Managing MFA After the Roll Out: It is important to continuously maintain a system for feedback and monitoring of usage on a range of metrics to ensure that all your users are effectively utilizing MFA. Provide ongoing support operations and help users with any authentication issues they may have. This will also help with your efforts of optimizing your organization’s general security strategy.
What Your Road Map Must Include
For the successful rollout of your MFA program, your road map needs to cover certain aspects. Here is a look at the important elements:
The Rollout Strategy: Examine and find out who in the organization requires MFA the most. The best way to go about this is to use a pilot group to test out your rollout processes and iron out all the kinks along the way. The top of your priority list should be administrators and privileged users. Figure out whether you would like to rollout MFA for the entire group at one go or make the system live gradually.
Change Management Measures: Open communication with all users is key to helping implement MFA well. Well before implementation, begin to build up awareness and make sure you have user buy-in right from the get-go. Your awareness campaign can be built with presentations and a range of promotional approaches. Make sure to train all users in advance on MFA concepts, how to get them, and how to log in with the various verification methods you have chosen. Make sure that you have all registration and basic troubleshooting information handy for distribution before the launch day.

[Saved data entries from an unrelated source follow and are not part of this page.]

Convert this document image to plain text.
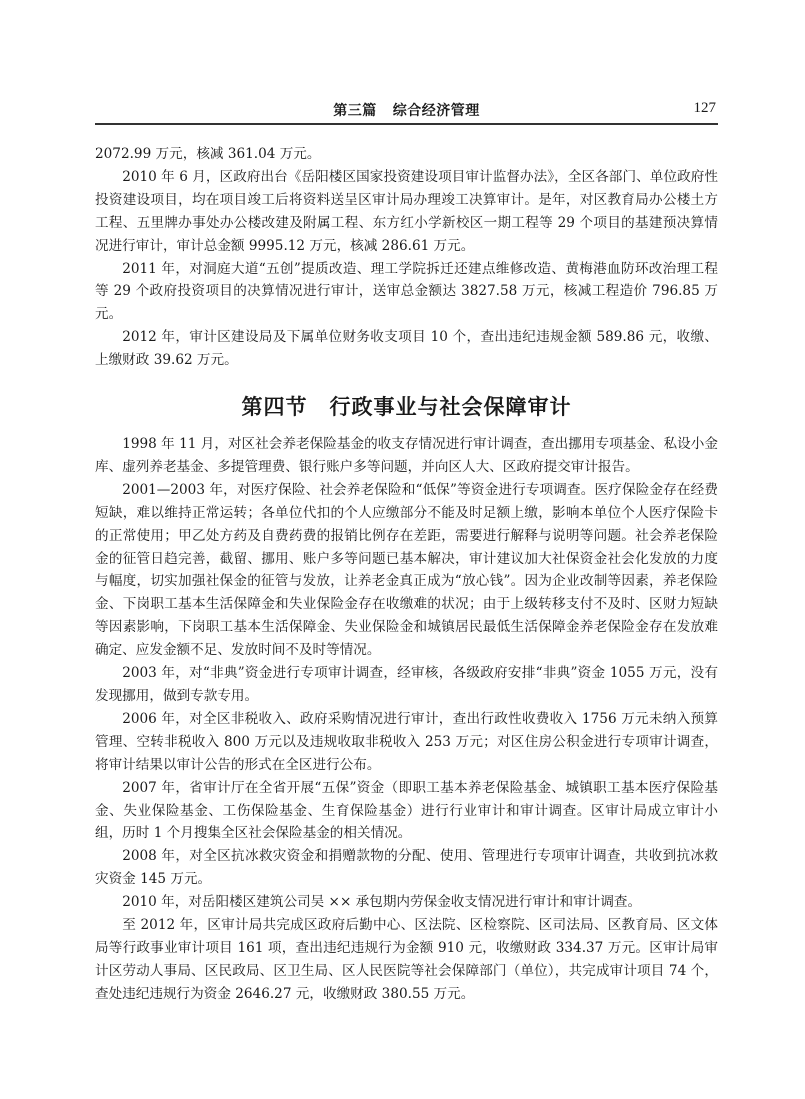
第三篇 综合经济管理	127

2072.99 万元，核减 361.04 万元。

2010 年 6 月，区政府出台《岳阳楼区国家投资建设项目审计监督办法》，全区各部门、单位政府性投资建设项目，均在项目竣工后将资料送呈区审计局办理竣工决算审计。是年，对区教育局办公楼土方工程、五里牌办事处办公楼改建及附属工程、东方红小学新校区一期工程等 29 个项目的基建预决算情况进行审计，审计总金额 9995.12 万元，核减 286.61 万元。

2011 年，对洞庭大道“五创”提质改造、理工学院拆迁还建点维修改造、黄梅港血防环改治理工程等 29 个政府投资项目的决算情况进行审计，送审总金额达 3827.58 万元，核减工程造价 796.85 万元。

2012 年，审计区建设局及下属单位财务收支项目 10 个，查出违纪违规金额 589.86 元，收缴、上缴财政 39.62 万元。

第四节 行政事业与社会保障审计

1998 年 11 月，对区社会养老保险基金的收支存情况进行审计调查，查出挪用专项基金、私设小金库、虚列养老基金、多提管理费、银行账户多等问题，并向区人大、区政府提交审计报告。

2001—2003 年，对医疗保险、社会养老保险和“低保”等资金进行专项调查。医疗保险金存在经费短缺，难以维持正常运转；各单位代扣的个人应缴部分不能及时足额上缴，影响本单位个人医疗保险卡的正常使用；甲乙处方药及自费药费的报销比例存在差距，需要进行解释与说明等问题。社会养老保险金的征管日趋完善，截留、挪用、账户多等问题已基本解决，审计建议加大社保资金社会化发放的力度与幅度，切实加强社保金的征管与发放，让养老金真正成为“放心钱”。因为企业改制等因素，养老保险金、下岗职工基本生活保障金和失业保险金存在收缴难的状况；由于上级转移支付不及时、区财力短缺等因素影响，下岗职工基本生活保障金、失业保险金和城镇居民最低生活保障金养老保险金存在发放难确定、应发金额不足、发放时间不及时等情况。

2003 年，对“非典”资金进行专项审计调查，经审核，各级政府安排“非典”资金 1055 万元，没有发现挪用，做到专款专用。

2006 年，对全区非税收入、政府采购情况进行审计，查出行政性收费收入 1756 万元未纳入预算管理、空转非税收入 800 万元以及违规收取非税收入 253 万元；对区住房公积金进行专项审计调查，将审计结果以审计公告的形式在全区进行公布。

2007 年，省审计厅在全省开展“五保”资金（即职工基本养老保险基金、城镇职工基本医疗保险基金、失业保险基金、工伤保险基金、生育保险基金）进行行业审计和审计调查。区审计局成立审计小组，历时 1 个月搜集全区社会保险基金的相关情况。

2008 年，对全区抗冰救灾资金和捐赠款物的分配、使用、管理进行专项审计调查，共收到抗冰救灾资金 145 万元。

2010 年，对岳阳楼区建筑公司吴 ×× 承包期内劳保金收支情况进行审计和审计调查。

至 2012 年，区审计局共完成区政府后勤中心、区法院、区检察院、区司法局、区教育局、区文体局等行政事业审计项目 161 项，查出违纪违规行为金额 910 元，收缴财政 334.37 万元。区审计局审计区劳动人事局、区民政局、区卫生局、区人民医院等社会保障部门（单位），共完成审计项目 74 个，查处违纪违规行为资金 2646.27 元，收缴财政 380.55 万元。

Create a Support Team: Every new protocol requires a strong support team. To put this in place, establish strong policies and systems for all operations. These should be inclusive of helping users retrieve verification methods that they have lost or forgotten. Ensure that your support team is well trained in all aspects of setting up, troubleshooting, and recovery measures that may be needed. Make sure that your onboarding protocol is updated to provide MFA to all newcomers as soon as they are inducted. MFA is among the simplest, easiest, and most effective ways to ensure that your data security issues are well addressed. With the world opening up in the aftermath of the pandemic, more people are returning to offices, even while others may still be working from home. Ensuring that data security is top-notch across the board is essential and Salesforce MFA can play a major role in this.